The cult of personality was apparent as Donald Trump’s cabinet convened on Wednesday in a marathon session that could have embarrassed even a seasoned strongman, providing for three hours and 17 minutes of fawning television coverage.
There was Steve Witkoff, the president’s top envoy and negotiator, standing up in the increasingly gilded Cabinet Room, offering praise that could have made even Vladimir Putin blush. “There’s only one thing I wish for – that the Nobel committee finally gets its act together and realizes that you are the single finest candidate since this Nobel award was ever talked about,” he said to applause from secretaries of state, defense and other top cabinet officials.

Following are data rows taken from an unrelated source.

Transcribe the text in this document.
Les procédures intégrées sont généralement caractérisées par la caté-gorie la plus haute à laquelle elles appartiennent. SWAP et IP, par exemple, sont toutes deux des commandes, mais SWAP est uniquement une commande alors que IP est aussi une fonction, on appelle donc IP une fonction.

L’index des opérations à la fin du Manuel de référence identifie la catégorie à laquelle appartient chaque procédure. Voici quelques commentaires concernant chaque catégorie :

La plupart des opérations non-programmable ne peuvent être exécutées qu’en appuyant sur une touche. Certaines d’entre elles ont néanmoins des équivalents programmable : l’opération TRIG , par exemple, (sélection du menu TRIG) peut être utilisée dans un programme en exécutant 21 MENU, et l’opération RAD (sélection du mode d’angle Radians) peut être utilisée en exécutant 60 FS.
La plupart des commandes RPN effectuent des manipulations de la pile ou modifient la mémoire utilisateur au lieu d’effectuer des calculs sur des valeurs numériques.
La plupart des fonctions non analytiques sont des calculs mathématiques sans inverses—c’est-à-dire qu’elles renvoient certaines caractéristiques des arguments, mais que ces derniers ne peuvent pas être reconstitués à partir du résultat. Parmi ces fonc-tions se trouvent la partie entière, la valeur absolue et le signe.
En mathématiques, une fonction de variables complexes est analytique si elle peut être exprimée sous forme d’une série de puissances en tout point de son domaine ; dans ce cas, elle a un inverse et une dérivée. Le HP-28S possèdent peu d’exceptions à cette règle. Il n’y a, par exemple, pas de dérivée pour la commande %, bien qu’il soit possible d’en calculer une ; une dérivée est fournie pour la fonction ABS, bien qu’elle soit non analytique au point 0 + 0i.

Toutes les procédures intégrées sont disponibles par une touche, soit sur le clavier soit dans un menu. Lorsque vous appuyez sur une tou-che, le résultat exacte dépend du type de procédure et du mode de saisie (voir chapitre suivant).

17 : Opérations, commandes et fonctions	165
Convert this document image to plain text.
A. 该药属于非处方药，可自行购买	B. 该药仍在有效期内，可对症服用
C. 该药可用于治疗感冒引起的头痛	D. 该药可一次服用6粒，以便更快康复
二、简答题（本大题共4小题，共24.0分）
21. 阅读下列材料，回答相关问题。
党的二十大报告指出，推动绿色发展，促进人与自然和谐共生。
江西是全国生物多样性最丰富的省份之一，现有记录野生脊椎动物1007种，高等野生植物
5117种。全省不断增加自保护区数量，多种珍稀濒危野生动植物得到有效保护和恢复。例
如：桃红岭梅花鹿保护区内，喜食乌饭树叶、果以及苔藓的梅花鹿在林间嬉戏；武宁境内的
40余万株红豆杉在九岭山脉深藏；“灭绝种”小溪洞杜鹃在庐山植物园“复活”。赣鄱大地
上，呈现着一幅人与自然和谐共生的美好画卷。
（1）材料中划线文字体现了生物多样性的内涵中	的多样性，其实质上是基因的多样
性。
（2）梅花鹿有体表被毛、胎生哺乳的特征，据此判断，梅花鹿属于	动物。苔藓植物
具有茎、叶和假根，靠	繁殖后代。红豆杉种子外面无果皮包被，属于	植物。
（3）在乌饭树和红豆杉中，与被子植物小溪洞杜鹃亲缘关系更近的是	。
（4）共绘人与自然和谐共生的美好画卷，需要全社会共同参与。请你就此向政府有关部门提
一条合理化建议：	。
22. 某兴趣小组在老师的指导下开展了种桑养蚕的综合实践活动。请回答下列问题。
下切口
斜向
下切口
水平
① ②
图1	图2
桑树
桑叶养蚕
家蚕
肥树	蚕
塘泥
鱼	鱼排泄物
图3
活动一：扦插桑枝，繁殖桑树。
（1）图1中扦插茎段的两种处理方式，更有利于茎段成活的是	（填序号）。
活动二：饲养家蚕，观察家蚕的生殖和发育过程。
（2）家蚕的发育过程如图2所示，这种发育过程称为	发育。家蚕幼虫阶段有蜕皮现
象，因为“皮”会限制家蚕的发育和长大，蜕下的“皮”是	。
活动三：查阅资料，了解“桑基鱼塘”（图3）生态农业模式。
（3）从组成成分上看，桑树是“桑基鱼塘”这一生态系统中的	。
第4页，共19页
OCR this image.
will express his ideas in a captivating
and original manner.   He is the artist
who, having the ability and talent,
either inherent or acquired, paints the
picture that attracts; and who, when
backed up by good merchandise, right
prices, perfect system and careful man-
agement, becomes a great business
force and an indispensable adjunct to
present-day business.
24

Or was it Stephen Miller on Fox News in effect criminalising the opposition to Trump and calling Chicago a “killing field” despite controverting facts. “The Democrat party is not a political party, it is a domestic extremist organisation,” he said in a strident tone, claiming that the party was devoted “exclusively to the defence of hardened criminals, gangbangers and illegal alien killers and terrorists”.